My journey in Canadian philanthropy and the charitable sector started like those of many others I am sure – a mix of personal commitment to community causes and a desire to learn and grow professionally, which has resulted in a somewhat unexpected, but entirely rewarding career so far. In addition to my current role at the Lawson Foundation, I’ve worked with several charities including Imagine Canada and the Canadian Council on Social Development. I’ve also shared my expertise as an instructor for a course on Nonprofit Governance and Leadership at Carleton University and assisted in the development of the Rideau Hall Foundation’s governance model. I’m also on the board of La Maison des Collines, a new palliative care home in my local community. 

– As a new Board Member, share something that our PFC members should know about you.

Members of PFC should know that I’m the proud graduate of the first cohort of Carleton University’s Masters in Philanthropy and Nonprofit Leadership Program (MPNL). I am also a governance geek, with a particular interest in streamlining and modernizing policies and practices – shifting the way that philanthropy works to be more nimble, agile and responsive to community needs. I am a caregiver at heart and have a soft spot for children and the elderly and therefore devote much of my time both professionally and on a voluntary basis to these causes. 

 – Separate from COVID-19, what are some of the most important emerging shifts in philanthropic practice that you are seeing in the field?

One of the most important shifts that I’m starting to see is the generational change in leadership in foundations – and I’m not just talking about CEOs and Executive Directors. It’s exciting to see new energy and perspectives informing and shaping the direction of foundation programs, investments, including impact investments and divestment strategies, and funding priorities. 

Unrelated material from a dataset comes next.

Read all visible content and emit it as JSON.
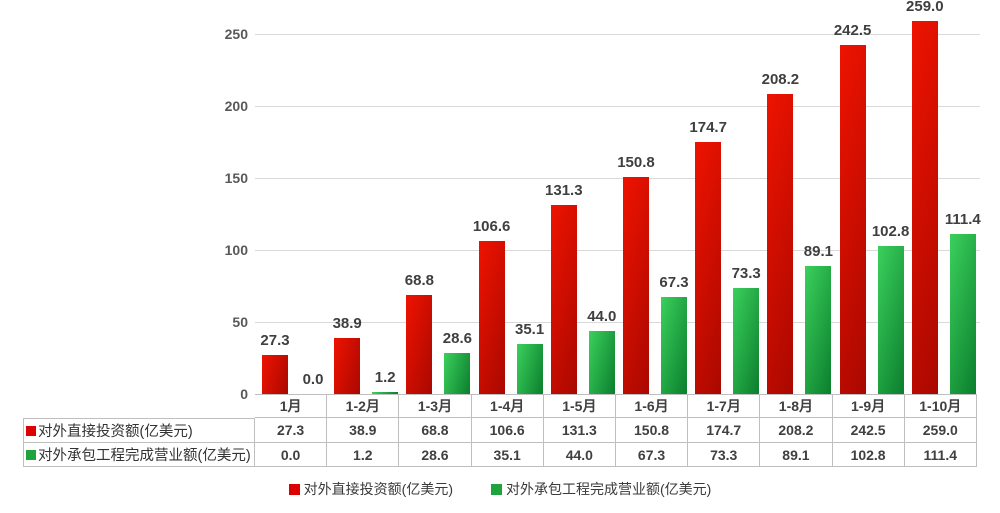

Another shift I’m keen on is the move from power and decision-making being led by funders toward a model that centres the leadership and capacity of grantees and community partners. The Indigenous Peoples Resilience Fund and the work that the Lawson Foundation is a part of with a Diabetes Reduction Solutions Lab are two promising examples.  

– What will you contribute to enhance PFC’s breadth of work and sector leadership?

As a new director, I will contribute perspectives and ideas from my experience as a woman, as a mother, as a French Canadian, and as a younger leader in the field of Canadian philanthropy. I hope to inspire and encourage the work of PFC and its members as well as amplify the important work that infrastructure organizations like PFC play in the philanthropic and charitable sector, and also advocate for foundations and funders to provide more unrestricted and core funding to charitable partners whose impact in communities are proven to go beyond projects that align neatly within a funder’s mandate.